The list of victims worldwide continues to grow and includes schools, hospitals, cities and pharmacies. Cybersecurity firm CyberEye identified a variety of victims, including retailers in the U.S., local governments, a university and an engineering firm, in a blog post.
The European Banking Authority, the EU banking regulator, has announced that it has been hit.
The attack largely disappeared from Fortune-500 companies and large organizations that migrated their servers to Microsoft Exchange Online – Microsoft’s cloud-based email and calendar service. But the widespread attack will be painful for smaller businesses that run Microsoft wallets on their servers and can afford the best security.
“By far the most important victims are small and medium-sized businesses that do not follow everyday security news, and they may not know that there is a big problem,” said Katie Nickels, director of intelligence at cybersecurity firm Red Canary. CBS News. She added that notifying victims poses a “major challenge” given the large number of organizations affected. “The thing that worries me the most is everyone we don’t see,” she said.
Has the federal government been violated?
Officials have not confirmed any violations by federal agencies, Eric Goldstein, executive assistant director of CISA’s cyber security division, told lawmakers last week. “At this stage, there are no federal civic agencies endangered by this campaign.”
But National Security Adviser Jake Sullivan said Friday the federal government is still trying to determine the extent and extent of the cap.
The Cyber Security and Infrastructure Agency (CISA) said the breach “posed an unacceptable risk to Federal Civilian Executive agencies,” and issued an emergency directive on March 2 directing that all agencies immediately patch or disconnect Exchange Server if affected.
What is the risk?
Cyber security firms say they have begun to see hackers stealing network passwords and installing malware for mining cryptocurrency on servers.
And Microsoft said in a late night tweet On Thursday, it detected a new type of “ransomware” – a type of malicious software designed to block access to a computer until the victim pays a sum of money.
Although companies may assume that their system has been fixed as soon as they install the Microsoft security solution, the attackers are not expelled from the servers, making organizations that have already been hacked susceptible to further exploitation.
“There is also a lot of concern now that China is going to sell these accounts” to bad actors, including “authors of ransomware to do as much damage as possible,” Kennedy said. “So this is a very critical period for us.”
Is it linked to Solarwinds?
The latest attack is unrelated to SolarWinds’ breach last year, though the timing of two large, consecutive hackers has hampered its ability to respond.
“The big impact on the industry is timing,” Nickels said. “We’re been in a pandemic for a year.
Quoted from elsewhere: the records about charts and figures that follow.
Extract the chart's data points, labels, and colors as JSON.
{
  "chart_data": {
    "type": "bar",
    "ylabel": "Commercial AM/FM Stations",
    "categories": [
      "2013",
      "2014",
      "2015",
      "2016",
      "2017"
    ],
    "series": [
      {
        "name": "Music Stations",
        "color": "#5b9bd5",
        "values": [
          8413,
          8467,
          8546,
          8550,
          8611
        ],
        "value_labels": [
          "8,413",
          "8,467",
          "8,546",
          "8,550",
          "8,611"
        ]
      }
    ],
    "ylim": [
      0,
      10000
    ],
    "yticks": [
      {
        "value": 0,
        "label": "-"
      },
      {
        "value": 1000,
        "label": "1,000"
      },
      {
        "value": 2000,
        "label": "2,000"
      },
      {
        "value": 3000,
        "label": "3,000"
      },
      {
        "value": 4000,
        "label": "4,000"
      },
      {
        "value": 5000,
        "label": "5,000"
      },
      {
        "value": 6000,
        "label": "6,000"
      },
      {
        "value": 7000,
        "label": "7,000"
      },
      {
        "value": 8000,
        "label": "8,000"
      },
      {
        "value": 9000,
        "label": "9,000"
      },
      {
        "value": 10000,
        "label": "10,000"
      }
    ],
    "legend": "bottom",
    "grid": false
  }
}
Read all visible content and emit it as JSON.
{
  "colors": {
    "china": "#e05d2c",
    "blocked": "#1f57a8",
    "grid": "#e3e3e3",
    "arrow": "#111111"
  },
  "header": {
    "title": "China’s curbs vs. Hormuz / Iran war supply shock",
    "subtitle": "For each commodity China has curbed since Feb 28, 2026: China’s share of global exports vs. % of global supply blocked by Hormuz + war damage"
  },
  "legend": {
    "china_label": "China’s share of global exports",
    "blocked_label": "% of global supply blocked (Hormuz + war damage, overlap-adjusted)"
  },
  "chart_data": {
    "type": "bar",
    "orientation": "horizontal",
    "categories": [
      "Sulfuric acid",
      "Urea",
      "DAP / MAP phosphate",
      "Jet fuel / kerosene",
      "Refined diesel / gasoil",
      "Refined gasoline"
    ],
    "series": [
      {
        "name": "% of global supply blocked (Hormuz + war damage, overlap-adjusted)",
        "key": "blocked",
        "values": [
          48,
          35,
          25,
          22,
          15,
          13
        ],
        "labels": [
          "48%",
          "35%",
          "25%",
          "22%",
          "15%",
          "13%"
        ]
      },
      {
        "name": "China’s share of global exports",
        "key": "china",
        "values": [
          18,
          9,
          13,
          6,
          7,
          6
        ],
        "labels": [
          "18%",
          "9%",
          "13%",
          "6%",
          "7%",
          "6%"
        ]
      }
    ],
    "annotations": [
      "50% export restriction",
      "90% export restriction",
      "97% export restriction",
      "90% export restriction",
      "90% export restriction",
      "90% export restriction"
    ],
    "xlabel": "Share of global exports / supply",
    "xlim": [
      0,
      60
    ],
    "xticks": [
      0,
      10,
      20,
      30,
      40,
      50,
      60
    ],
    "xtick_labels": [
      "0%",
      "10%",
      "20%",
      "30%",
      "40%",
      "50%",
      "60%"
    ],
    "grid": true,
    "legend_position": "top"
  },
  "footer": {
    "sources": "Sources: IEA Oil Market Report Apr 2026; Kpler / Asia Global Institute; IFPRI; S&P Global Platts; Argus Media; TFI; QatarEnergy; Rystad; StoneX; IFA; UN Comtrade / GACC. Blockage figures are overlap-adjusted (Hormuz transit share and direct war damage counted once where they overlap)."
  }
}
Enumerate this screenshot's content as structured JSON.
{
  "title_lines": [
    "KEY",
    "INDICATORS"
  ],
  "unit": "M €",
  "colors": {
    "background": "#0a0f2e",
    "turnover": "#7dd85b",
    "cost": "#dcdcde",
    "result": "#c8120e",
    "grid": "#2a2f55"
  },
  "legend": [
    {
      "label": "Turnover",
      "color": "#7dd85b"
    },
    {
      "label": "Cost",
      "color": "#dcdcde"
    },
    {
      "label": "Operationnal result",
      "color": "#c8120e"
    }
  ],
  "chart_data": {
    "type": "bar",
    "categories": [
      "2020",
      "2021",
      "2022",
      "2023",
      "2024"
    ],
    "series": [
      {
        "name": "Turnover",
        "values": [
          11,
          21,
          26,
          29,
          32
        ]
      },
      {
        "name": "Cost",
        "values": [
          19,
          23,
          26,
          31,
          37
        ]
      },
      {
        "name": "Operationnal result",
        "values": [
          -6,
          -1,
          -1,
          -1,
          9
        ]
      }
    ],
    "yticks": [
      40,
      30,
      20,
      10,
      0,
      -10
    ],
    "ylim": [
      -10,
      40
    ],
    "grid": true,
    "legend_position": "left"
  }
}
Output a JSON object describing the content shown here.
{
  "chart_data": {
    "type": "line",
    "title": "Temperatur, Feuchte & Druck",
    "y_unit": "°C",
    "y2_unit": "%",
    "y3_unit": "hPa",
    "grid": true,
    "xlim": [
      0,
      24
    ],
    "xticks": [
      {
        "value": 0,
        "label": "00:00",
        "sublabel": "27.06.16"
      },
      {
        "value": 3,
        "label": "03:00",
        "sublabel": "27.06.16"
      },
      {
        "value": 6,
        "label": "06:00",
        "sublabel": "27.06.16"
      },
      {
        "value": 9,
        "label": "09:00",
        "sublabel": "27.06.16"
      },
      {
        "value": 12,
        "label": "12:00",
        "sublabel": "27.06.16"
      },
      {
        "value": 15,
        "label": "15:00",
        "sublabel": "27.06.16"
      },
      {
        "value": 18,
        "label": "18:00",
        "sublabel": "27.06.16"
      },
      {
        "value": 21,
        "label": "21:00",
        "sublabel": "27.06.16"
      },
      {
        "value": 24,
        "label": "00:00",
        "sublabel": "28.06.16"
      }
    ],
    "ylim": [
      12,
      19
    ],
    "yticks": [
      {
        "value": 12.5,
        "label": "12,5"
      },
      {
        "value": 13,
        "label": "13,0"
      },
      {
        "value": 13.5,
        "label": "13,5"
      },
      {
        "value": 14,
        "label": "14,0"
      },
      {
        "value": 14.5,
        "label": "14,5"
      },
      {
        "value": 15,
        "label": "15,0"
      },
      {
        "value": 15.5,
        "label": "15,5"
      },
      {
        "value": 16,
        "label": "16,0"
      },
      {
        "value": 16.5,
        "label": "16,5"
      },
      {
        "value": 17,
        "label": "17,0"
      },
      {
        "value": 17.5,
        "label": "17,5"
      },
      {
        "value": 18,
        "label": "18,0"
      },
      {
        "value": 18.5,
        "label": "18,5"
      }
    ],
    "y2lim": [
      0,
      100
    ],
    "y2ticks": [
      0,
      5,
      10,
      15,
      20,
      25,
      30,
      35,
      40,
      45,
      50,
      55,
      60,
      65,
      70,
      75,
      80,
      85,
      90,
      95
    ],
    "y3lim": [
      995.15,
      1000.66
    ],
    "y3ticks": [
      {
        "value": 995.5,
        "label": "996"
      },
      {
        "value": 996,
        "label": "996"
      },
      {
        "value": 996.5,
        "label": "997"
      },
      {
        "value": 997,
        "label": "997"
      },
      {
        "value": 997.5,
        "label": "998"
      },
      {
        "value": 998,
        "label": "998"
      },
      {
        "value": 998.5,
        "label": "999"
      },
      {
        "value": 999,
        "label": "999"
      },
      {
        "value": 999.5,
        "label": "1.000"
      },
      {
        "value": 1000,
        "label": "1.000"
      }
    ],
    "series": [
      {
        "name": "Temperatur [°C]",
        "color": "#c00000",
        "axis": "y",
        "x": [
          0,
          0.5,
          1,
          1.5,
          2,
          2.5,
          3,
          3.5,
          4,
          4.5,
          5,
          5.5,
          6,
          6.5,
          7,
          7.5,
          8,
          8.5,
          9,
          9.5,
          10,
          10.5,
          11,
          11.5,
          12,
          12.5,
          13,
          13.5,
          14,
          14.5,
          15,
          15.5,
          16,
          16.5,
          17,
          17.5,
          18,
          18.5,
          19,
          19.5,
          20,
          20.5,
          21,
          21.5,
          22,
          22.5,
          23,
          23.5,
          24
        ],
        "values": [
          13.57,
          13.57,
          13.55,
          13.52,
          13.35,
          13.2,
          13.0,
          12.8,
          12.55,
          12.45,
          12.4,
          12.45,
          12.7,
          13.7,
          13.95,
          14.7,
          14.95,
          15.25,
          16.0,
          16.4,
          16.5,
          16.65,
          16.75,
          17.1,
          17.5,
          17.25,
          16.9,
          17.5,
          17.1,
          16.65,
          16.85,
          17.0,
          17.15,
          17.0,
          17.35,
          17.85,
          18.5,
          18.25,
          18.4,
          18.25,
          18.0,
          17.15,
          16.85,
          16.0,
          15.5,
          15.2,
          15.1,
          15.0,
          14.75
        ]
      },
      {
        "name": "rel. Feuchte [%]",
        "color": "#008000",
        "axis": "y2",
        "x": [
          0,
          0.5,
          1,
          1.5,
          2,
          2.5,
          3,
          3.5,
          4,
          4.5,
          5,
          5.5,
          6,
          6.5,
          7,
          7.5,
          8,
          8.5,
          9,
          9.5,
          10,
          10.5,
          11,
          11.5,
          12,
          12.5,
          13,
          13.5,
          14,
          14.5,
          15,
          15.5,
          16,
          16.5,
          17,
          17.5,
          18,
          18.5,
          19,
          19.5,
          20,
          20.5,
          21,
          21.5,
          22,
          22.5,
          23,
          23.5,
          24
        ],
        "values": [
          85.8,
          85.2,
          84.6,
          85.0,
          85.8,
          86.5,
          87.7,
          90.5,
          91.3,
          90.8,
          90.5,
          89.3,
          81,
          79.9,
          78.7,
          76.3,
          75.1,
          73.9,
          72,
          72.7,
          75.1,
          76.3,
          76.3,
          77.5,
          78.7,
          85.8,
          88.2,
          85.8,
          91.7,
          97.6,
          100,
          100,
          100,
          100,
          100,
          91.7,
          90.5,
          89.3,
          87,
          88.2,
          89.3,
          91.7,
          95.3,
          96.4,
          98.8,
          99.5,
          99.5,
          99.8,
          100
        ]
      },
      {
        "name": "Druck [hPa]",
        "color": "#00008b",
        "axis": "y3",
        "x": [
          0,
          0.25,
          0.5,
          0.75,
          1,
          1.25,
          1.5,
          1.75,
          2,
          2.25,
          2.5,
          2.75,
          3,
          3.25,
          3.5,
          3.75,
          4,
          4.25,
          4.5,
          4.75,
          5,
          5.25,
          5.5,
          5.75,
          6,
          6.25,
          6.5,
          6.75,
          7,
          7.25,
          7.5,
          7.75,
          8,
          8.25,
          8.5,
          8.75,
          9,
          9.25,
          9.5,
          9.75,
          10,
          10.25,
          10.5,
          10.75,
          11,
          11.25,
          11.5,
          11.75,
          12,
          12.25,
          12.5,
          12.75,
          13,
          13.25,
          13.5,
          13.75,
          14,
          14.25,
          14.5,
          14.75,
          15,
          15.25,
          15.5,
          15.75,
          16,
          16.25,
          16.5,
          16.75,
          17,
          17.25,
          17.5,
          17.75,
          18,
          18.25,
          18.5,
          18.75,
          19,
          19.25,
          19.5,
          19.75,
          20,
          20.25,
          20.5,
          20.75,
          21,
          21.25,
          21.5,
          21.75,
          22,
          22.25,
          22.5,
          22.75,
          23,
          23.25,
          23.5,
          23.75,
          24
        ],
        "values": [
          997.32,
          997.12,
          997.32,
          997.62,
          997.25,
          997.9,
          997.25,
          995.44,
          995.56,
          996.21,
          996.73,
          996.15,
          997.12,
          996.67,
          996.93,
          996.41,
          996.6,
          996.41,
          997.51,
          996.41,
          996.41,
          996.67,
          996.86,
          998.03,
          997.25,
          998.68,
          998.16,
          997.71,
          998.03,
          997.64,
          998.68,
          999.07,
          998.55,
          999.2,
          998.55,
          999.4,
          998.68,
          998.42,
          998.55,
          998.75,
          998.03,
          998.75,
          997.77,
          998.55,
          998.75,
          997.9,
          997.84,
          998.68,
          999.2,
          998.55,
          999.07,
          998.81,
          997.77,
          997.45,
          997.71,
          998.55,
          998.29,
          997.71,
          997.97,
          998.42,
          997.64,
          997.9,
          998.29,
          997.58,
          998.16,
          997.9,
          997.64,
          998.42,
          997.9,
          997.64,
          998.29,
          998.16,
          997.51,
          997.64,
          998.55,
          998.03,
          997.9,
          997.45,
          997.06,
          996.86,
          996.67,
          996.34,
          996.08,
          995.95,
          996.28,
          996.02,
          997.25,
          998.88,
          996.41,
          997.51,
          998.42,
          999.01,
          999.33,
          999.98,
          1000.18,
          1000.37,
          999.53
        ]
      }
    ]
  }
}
People work remotely, and they’re exhausted and stressed.”
U.S. officials told CBS News that although the SolarWinds hack had more consequences for national security, as hackers had nine federal agencies in the attack, the attack by Microsoft is much broader.
“It’s definitely bigger than Solar Winds,” Kennedy said. ‘While [SolarWinds] was bad, it did not hit nearly the width of systems here. ‘
“This hack is very noisy and much easier to detect, but the scale makes it so worrying,” Nickels said.
Senior White House officials told reporters on Friday that the Biden government would announce executive action in the wake of the SolarWinds attack. The White House also unveiled a new executive order on cyber in the ‘next few weeks’, which includes a proposal to give letter-grade cyber-security ratings to software vendors used by the federal government.
It remains unclear whether the upcoming cyber-management will also address the risks posed by the latest Microsoft Exchange hack.
Both Russian and Chinese officials have denied responsibility. Last week, Foreign Ministry spokesman Wang Wenbin said China strongly opposes and fights cyber attacks and cyber theft in all its forms.
Margaret Brennan contributed to this report.